Monday, 16 April 2012: 12:00 PM
Champions DE (Sawgrass Marriott)
Ryan Maue, WeatherBELL Analytics, Tallahassee, FL
Since 2007, overall global tropical cyclone (TC) activity has decreased dramatically using either frequency or accumulated energy metrics. The time series of global TCs of tropical storm, hurricane, and major hurricane strength has not exhibited a significant trend during the past several decades but has demonstrated considerable interannual and interdecadal variability mainly associated with the El NiƱo Southern Oscillation and Pacific Decadal Oscillation. Although our current historical best-tracks are incomplete prior to the satellite era over sparsely observed ocean basins, at least 40-years of reliable data is available to contextualize the recent historical downturn in TC activity continuing to the present. Indeed in 2011, the number of global hurricane-force tropical cyclone landfalls numbered only 9, a multi-decades low.
Acknowledging the marked TC activity decrease, it is critical to address previous research findings which have prominently publicized increasing trends in TC intensity and frequency historical best-track datasets due to anthropogenic influences. On a global scale, it is clear that such conclusions should be met with considerably more skepticism today.

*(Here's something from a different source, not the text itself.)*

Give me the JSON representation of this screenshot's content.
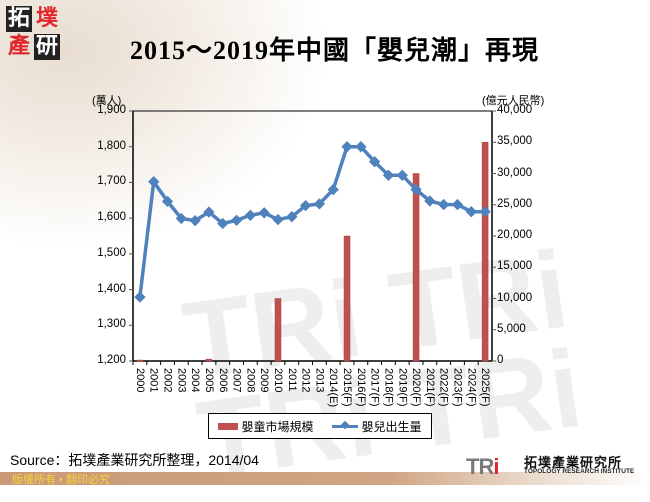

Upon recognition of the very strong influence of natural climate variability on overall global TC behavior, the past 5-years provides a sobering reminder that linear correlations between relatively short TC activity time series and sea surface temperature measures may be inadequate to characterize historical variability in either quantity. Furthermore, as researchers reassess the role of tropical cyclones in the climate system, we must ask if the current lower-level of global TC activity reminiscent of the 1980s will be a permanent feature of the upcoming decade.